Excluding major technical flaws, I do believe people spend too much time doing technique work at light weights and not enough at heavier weights. Each athlete has different proportions, strengths, weaknesses and flexibility. These all contribute to different styles of technique, not just one.
If you could train with any two lifters, dead or alive, who would they be and why?
There are so many, I’ll just pick two from the past. Ronny Weller because of his speed and intensity and Stefan Botevbecause of his ability to go after endless heavy singles.

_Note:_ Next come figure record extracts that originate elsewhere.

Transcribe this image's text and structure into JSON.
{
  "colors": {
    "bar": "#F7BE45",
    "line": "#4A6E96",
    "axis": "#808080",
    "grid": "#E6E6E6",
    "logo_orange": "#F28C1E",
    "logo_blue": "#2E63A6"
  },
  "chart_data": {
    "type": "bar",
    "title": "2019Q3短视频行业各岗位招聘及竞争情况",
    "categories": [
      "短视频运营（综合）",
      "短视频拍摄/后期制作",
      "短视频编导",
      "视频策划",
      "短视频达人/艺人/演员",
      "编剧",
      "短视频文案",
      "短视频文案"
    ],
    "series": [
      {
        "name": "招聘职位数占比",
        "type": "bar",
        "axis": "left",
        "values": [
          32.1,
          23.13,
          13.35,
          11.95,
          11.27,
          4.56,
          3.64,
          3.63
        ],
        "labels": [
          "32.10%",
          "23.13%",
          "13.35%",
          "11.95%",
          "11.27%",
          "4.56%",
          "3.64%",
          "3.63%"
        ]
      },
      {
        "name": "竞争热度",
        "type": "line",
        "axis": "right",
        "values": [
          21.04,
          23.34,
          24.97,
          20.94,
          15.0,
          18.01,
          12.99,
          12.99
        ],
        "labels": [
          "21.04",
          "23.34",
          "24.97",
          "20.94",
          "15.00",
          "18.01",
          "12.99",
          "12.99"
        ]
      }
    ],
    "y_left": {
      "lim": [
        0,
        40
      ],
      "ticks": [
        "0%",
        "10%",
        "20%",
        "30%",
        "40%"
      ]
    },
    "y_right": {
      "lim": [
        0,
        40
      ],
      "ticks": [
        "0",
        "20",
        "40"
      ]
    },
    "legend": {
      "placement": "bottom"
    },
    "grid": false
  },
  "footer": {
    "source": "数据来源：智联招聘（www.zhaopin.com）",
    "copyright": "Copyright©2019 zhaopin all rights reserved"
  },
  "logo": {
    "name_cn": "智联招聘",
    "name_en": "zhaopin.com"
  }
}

The two lifters who stand out to me at the moment are Rahimov with his 214 kg clean and jerk, and Lasha with his 217 kg snatch and world record total. What are your thoughts on these two lifters?
Internationally, those two are fantastic. Georgia is doing very well now with Asandizde, and Kakhiashvili in the federation. Rahimov’s victory in Rio was one of the most impressive comebacks in the history of the sport and his explosiveness looks second to none. Kianoush Rostami and Ruslan Nurudinov also stand out as fantastic international lifters, but I am honestly most excited to see how some of our young lifters do in the future. CJ Cummings and Harrison Maurus, of course, are the most prominent of them, but there are probably 10 others I have watched with world class potential who are up and coming.
Finally, which exercise is most likely to help me move from intermediate to advanced? Drop kettlebell snatches on a bosu ball, or hang split cleans with bands? Or would you advise differently?
I would just recommend always working on your weakest link in your lifts. It’s not as fun, but the improved results from this kind of training makes hard training worth it.
nce again I'd like to thank Ian for being our first guest on Weightlifting House Interviews.